Börse, Wirtschaft, Lifestyle - Was Anleger & Börsenprofis bewegt

Ausgabe vom 27. Januar 2016


  • Börse und Ethik – Widerspruch oder gelungenes Zusammenspiel? 

  • Der smarte Buchtipp für den Anleger 
     

 


Börse und Ethik – Widerspruch oder gelungenes Zusammenspiel?
 



von Martina Bisdorf
Redaktion BÖRSEN-SPIEGEL        FacebookLike   TwitterFollow

Liebe Leserinnen, liebe Leser,

Börse und Ethik – wie geht das zusammen? Das werde ich tatsächlich ab und an gefragt, wenn Menschen erfahren, wo und was ich arbeite. Für uns, die wir uns – ob nun als Anleger oder Redakteure – tagtäglich mit dem Thema Börse und Aktienmarkt beschäftigen, scheint die Frage zunächst absurd.

Wir haben schon lange für uns geklärt, dass sich ethisches Verhalten und die Kapitalanlage am Aktienmarkt keinesfalls ausschließen. Sonst würden wir uns kaum über Jahre hinweg mit großer Leidenschaft diesem Thema widmen. Deshalb muss ich in solchen Momenten dann erst einmal überlegen, was ich den Leuten antworten kann. Denn die Frage ist ja nicht ganz unberechtigt.


Gewinnbringende Kapitalanlage und Moral schließen sich nicht aus, im Gegenteil…

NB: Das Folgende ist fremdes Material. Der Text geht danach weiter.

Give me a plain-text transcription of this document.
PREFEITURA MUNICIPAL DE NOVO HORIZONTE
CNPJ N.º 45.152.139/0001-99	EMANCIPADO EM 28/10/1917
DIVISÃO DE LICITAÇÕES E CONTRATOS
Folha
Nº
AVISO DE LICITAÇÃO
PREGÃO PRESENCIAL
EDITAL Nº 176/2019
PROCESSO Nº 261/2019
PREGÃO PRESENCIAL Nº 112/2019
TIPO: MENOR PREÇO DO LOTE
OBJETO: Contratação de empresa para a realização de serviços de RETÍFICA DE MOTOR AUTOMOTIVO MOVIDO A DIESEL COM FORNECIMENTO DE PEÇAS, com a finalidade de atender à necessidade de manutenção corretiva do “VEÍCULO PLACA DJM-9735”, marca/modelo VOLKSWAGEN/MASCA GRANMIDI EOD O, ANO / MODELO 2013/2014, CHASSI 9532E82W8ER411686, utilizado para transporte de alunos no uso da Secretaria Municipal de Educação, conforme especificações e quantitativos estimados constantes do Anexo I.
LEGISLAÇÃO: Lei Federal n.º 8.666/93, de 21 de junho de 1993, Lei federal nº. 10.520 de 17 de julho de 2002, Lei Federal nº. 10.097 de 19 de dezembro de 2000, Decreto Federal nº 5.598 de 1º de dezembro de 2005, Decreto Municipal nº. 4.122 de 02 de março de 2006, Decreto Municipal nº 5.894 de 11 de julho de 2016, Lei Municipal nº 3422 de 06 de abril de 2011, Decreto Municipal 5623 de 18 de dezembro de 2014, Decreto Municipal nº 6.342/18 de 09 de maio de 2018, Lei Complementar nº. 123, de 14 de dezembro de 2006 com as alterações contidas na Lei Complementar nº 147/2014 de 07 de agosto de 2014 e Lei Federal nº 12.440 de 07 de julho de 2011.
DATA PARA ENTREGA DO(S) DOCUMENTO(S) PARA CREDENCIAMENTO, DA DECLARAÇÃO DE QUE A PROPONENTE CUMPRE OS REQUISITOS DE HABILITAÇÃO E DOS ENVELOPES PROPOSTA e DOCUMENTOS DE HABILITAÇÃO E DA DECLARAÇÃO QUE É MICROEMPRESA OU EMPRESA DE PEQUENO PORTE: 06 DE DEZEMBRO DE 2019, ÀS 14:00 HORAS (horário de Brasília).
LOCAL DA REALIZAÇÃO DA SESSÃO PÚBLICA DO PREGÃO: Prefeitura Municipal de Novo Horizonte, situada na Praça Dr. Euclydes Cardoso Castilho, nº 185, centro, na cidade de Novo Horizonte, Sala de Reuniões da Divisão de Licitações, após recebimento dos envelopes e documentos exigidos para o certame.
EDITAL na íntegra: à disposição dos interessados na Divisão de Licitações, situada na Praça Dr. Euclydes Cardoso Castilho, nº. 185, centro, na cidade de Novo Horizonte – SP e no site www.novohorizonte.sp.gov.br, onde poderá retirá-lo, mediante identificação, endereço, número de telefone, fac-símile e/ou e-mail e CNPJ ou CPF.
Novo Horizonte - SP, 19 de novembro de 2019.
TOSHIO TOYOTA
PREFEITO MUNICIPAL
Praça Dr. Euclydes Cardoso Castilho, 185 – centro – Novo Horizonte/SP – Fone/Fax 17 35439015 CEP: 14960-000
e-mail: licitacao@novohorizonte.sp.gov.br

Wie gut, dass mir da renommierte Ethiker und Christen zur Hilfe kommen, die sich sehr differenzierte Gedanken zum Thema gemacht haben. Ein Beispiel ist der von mir hoch geschätzte Pater Anselm Grün, seit Jahren Cellerar in der Benediktinerabtei Münsterschwarzach. Durch seine Aufgabe als Zahlmeister uns Seelsorger ist er geradezu prädestiniert, dazu kompetente Aussagen zu treffen. Denn er steht offen dazu, dass er Kapital in Aktien anlegt.

Deshalb möchte ich ihn an dieser Stelle zitieren. In einem Interview, das 2012 im Handelsblatt veröffentlicht wurde, anwortete Anselm Grün auf die Frage, „Muss man heute spekulieren, wenn man überhaupt noch Rendite erzielen will?“:

„Zwangsläufig. 2% Zinsen wie bei Bundesanleihen sind mir ehrlich gesagt zu wenig.“


Eine ordentliche Rendite ist erstrebenswert und alles andere als verwerflich

Die nächste Frage lautete: „Ist das mit christlichen Grundsätzen vereinbar?“ Darauf Anselm Grün:

„Deswegen rede ich ungern über Geld, sondern arbeite damit. Nach dem Interview werde ich wieder viele böse Briefe bekommen. Aber Jesus sagt ja auch: Wenn du dein Talent auf die Bank gebracht hättest, hättest du Zinsen bekommen. Wer heute noch meint, Zinsen sind des Teufels, der hat ein mangelndes Verständnis von Wirtschaft. Erstens dient Geld den Menschen, nicht der Habsucht. Wir haben eine Schule, die kann man auch zu Tode sparen. Das wollen wir nicht. Zweitens braucht man das richtige Maß. Man darf nicht alles, was man kann. Und drittens ist es die innere Freiheit, dass ich mich nicht über Geld definiere.“

Auf dem Online-Portal faz.net bekannte der Mönch und Vermögensverwalter 2010 auf die Frage nach seinen Anlagezielen: „10% Rendite sollten schon rausspringen." Damals setzte er bei der Vermögensanlage seiner Abtei nach eigenen Aussagen unter anderem auf deutsche Einzelwerte. Es ist also durchaus kein Widerspruch, sich als Christ und tief spiritueller Mensch mit einer der sinnvollsten Kapitalanlagemöglichkeiten, die es heute gibt - nämlich der Aktienanlage - zu beschäftigen.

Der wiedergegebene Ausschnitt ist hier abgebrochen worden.